The deliberate, repetitive, neural input of information also activates long-term potentiation, which increases the strength of the nerve impulses along the connecting pathways, generating more energy. Additionally, PPAs amplify the activity of our axon pathways, creating higher levels of BDNF (brain-derived neural factor) proteins. We accelerate learning and unlearning through deliberate repetition.
Criteria for Robust PPAs
The most effective PPAs are constructed using the following seven criteria.
- Rational: Our objective is to subvert the irrationality of our negative self-beliefs. It is illogical to cause ourselves harm. Irrationality is self-destructive because it subverts the truth.
- Reasonable: Of sound judgment; sensible. I will publish my first novel is an unreasonable expectation if we choose to remain illiterate.
- Possible: If our goals are impossible, our efforts are counter-productive and futile. I will win a Grammy is not a viable option to the tone-deaf.

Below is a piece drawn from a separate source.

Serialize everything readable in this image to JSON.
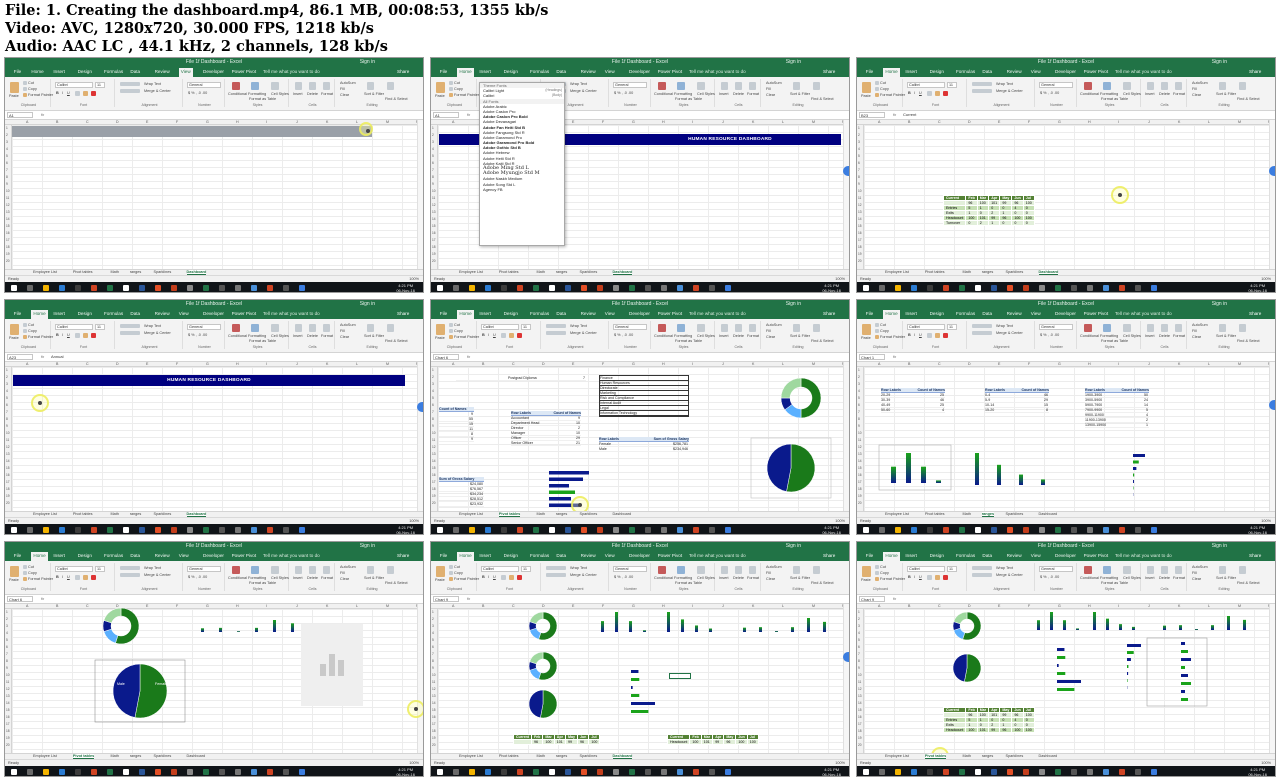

- Unconditional: Placing limitations on our commitment by using words like maybe, might, and perhaps is our unconscious avoidance of accountability. Saying I might do something essentially means we may or may not do something depending upon our mood or disposition. How comfortable are we when someone says, I might consider paying you for your work?
- Goal-Focused: If we do not know our destination, our path will be unfocused and meandering.
- First-Person, Present Time: The past is immutable, the future indeterminate. Our actions can only happen in the present.
- Brevity: Direct and easily memorized.
The most effective PPAs are calculated and specific to our intention. Are we challenging the negative thoughts and behaviors of our social anxiety? Are we reaffirming the character strengths and virtues that support recovery and transformation? Are we focused on a specific challenge? What is our end goal – the personal milestone we want to achieve?
The process of proactive neuroplasticity is theoretically simple but challenging, due to the commitment and endurance required for the long-term, repetitive process. We do not don tennis shorts and advance to Wimbledon without decades of practice with rackets and balls; philharmonics cater to pianists who have spent years at the keyboard.
As described earlier, neural restructuring requires a calculated regimen of deliberate, repetitive, neural information that is not only tedious but also fails to deliver immediate tangible results. Fortunately, the universal law of compensation anticipates this. The positive impact of PPAs is exponential due to the abundant reciprocation of positive energy, the neural benefits, and the transmissions of hormones that accelerate and consolidate learning.